Él le tapó la boca como siempre lo hacía, conteniendo el grito y los gruñidos provocados por un orgasmo desmedido. Se movió unas veces más, dos o tres y salió de dentro suyo. Jadeó y ella sintió como el semen daba contra su culo y resbalaba despacio por sus piernas.
Se separaron, ambos jadeando, ella entre risas. Se acomodó la bombacha, cuya tela arrastró la eyaculación pegándosele a la piel. Salió por la puerta y quedó frente a frente a un empleado que la miró confundido. Le dio una excusa rápida y se alejó riendo, casi ebria.
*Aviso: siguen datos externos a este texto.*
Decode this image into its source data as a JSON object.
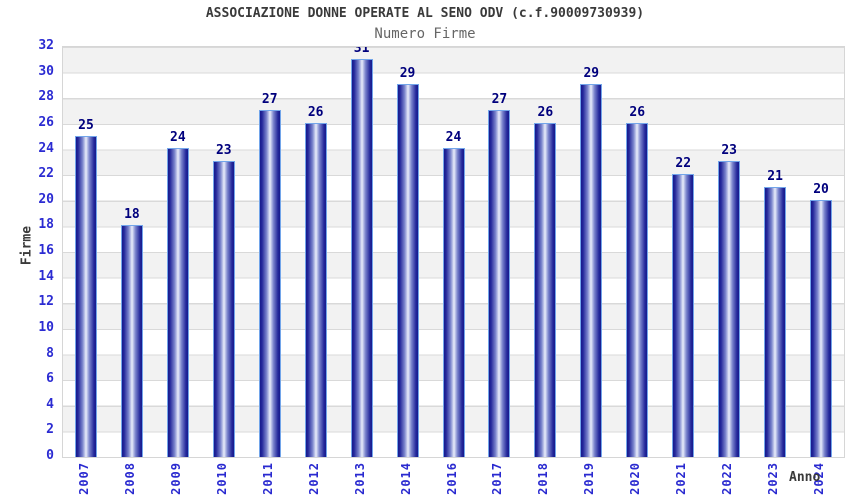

Le temblaban un poco las piernas y el corazón le latía deprisa.
Pasó por la barra y le pagó al barman el trago que había estado tomando. Agarró unas servilletas de papel para limpiarse un poco camino a su casa.
-¿Ya se va, hermosa? -le dijo una voz demasiado conocida.
Miró junto a la puerta y su marido estaba sentado en una de las sillas. Vestía una camisa de color negro y pantalones sueltos como de trabajador. La miraba sonriendo de oreja a oreja. Ella volteó y vio salir al extraño de la gabardina de la habitación que decía «personal».